The Imperial Republican


Flu is here and it’s ahead of schedule, according to the Nebraska Department of Health and Human Services (DHHS). Lab tests confirmed influenza B in Douglas County.

“Flu showed up a little early this season,” said Dr. Joann Schaefer, Nebraska’s Chief Medical Officer and Director of Public Health for DHHS.

“Make sure getting vaccinated is at the top of your to-do list. Flu vaccine not only protects you, but your family, friends and coworkers, too.”

People in Chase County had the chance to drive and get a flu shot last weekend. “Drive-in” flu shots were given by nurses at both the Imperial and Wauneta clinics.

Rhonda Sargent, Clinic Office Manager, said 26 people took advantage of the offer in Imperial and 15 in Wauneta.

The clinics are offering “family nights” later this month. At the Imperial clinic, shots at $25 will be given from 4-6:30 p.m. Oct. 22. In Wauneta, the shots will be given from 4-6:30 p.m. Nov. 1.

Sargent said the family nights are for people with commercial insurance or those who pay for themselves. Those with commercial insurance must present their cards, and their company will pay for the shots.

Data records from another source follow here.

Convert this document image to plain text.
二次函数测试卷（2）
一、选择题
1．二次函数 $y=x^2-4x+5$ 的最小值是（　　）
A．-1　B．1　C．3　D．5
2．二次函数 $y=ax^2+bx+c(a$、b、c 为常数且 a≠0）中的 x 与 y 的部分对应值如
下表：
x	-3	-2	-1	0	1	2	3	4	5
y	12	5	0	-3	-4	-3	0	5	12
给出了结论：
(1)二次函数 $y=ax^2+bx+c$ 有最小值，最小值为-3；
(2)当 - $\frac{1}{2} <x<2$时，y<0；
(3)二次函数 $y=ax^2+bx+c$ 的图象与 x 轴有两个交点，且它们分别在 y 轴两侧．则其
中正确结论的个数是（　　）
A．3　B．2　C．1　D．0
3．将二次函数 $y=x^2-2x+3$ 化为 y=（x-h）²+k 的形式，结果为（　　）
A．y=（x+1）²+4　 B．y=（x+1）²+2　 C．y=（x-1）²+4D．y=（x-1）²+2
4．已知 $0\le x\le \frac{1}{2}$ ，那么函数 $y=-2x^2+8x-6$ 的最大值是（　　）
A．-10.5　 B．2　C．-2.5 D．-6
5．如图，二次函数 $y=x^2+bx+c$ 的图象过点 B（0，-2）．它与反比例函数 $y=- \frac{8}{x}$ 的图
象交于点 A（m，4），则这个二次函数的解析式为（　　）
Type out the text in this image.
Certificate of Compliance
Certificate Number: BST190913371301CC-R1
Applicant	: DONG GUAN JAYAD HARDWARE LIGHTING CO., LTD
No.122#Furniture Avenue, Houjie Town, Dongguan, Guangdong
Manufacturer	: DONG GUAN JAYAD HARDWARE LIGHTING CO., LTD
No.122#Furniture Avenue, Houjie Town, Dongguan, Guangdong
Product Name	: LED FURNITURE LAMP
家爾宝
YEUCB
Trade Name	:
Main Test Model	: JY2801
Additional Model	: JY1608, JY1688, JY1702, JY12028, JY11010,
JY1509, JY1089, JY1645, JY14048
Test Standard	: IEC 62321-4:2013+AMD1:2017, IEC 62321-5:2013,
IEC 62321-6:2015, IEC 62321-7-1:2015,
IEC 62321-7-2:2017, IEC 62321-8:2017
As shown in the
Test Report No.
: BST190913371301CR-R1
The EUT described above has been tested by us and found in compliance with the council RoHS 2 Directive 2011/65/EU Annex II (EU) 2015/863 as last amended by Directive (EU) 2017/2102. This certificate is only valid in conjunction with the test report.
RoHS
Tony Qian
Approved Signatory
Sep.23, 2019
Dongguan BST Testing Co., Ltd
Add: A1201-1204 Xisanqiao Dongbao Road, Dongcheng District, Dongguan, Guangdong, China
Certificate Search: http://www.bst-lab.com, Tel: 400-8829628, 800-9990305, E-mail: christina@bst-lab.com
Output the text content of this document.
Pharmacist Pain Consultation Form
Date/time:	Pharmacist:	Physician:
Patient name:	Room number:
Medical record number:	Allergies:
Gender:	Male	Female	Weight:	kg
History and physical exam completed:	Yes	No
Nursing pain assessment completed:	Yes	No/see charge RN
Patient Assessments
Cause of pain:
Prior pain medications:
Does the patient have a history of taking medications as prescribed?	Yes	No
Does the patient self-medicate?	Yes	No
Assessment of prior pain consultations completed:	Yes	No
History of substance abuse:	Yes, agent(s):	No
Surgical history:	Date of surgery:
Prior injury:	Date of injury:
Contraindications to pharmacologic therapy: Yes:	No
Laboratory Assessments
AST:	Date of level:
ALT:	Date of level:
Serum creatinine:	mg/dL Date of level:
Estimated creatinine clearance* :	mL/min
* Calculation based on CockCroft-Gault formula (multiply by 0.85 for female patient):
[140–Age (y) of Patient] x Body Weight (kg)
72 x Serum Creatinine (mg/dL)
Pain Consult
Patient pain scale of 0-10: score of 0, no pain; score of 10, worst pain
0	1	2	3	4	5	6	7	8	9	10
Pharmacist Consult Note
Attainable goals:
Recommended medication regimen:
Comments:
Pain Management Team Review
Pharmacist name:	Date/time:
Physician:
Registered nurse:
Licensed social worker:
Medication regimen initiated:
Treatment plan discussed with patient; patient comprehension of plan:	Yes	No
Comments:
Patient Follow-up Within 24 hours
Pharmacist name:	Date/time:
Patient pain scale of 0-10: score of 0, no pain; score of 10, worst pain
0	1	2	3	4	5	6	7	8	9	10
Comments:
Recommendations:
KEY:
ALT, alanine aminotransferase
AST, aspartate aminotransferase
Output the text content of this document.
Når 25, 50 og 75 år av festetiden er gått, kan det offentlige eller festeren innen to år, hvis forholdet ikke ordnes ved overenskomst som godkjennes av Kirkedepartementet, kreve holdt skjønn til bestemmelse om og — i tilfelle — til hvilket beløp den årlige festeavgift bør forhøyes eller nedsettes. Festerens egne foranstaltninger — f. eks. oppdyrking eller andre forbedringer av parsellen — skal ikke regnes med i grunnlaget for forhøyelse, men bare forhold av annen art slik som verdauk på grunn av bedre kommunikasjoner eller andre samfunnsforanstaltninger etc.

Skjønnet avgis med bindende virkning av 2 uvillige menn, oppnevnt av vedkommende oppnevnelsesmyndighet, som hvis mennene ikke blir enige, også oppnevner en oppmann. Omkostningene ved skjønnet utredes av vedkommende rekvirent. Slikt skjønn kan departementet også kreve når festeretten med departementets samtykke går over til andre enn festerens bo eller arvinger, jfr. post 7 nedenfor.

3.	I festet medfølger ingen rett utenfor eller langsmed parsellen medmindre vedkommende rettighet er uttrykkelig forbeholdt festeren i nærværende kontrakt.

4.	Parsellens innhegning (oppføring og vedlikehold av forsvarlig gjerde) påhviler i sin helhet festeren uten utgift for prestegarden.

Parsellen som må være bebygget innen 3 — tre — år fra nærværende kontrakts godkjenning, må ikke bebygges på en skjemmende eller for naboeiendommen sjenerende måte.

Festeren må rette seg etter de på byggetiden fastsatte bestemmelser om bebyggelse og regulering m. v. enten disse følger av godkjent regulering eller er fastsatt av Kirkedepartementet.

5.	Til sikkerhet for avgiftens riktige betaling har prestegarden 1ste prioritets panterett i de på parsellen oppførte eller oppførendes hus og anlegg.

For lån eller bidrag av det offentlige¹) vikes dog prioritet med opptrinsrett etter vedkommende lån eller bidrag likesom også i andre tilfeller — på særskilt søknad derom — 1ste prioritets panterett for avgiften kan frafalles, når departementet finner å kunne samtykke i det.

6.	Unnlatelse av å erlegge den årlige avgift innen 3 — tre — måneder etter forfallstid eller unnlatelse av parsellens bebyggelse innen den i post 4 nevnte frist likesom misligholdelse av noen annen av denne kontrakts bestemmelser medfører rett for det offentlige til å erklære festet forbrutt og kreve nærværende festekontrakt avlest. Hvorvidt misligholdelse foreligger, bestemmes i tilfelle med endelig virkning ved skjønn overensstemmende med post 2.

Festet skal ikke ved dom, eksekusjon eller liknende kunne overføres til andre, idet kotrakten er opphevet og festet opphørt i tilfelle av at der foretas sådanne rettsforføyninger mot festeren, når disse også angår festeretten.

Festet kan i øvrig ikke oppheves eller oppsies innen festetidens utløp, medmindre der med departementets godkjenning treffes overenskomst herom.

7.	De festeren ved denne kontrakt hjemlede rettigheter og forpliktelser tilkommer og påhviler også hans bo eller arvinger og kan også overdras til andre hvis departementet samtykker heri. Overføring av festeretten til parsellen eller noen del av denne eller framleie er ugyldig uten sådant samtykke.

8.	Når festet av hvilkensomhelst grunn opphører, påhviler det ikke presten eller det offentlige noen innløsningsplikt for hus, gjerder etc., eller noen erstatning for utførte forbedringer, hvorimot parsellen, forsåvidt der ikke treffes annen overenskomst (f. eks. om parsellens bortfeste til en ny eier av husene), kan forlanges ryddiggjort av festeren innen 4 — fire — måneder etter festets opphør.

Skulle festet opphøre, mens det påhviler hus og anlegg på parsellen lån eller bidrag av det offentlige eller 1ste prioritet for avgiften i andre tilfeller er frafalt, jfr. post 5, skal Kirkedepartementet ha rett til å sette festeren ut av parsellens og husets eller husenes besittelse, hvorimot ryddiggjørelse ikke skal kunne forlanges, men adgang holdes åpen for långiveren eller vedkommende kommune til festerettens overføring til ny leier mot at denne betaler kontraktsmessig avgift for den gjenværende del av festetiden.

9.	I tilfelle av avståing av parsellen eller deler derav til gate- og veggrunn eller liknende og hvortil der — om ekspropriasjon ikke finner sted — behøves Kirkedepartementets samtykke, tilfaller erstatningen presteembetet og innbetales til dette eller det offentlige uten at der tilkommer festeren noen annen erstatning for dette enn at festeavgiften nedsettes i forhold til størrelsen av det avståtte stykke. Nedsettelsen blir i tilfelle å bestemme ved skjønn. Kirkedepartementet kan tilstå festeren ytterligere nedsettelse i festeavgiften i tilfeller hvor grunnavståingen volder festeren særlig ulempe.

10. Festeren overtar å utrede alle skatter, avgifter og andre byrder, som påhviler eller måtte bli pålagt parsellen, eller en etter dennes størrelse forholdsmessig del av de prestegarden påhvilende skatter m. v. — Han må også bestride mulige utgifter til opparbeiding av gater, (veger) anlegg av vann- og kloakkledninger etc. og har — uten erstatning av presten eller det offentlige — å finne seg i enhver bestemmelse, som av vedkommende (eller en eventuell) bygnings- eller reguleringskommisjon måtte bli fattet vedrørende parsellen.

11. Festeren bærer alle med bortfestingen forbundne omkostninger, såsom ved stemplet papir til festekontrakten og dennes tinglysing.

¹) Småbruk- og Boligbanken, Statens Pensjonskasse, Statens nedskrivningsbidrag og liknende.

Shots may also be administered during regular clinic hours at both clinics. Sargent said there is no shortage of vaccine this year.

There have been no flu cases reported at either clinic, she noted.

The Centers for Disease Control and Prevention recommends flu vaccine for everyone six months and older. It takes about two weeks for the body to build immunity following the shot.

People at greater risk for complications from influenza include young and older people; people with chronic lung disease like asthma and COPD, diabetes, heart disease, neurologic conditions and certain other long-term health conditions, and pregnant women.

DHHS officially started flu surveillance Sept. 30. Surveillance shows where the flu is and how fast it’s spreading across the state.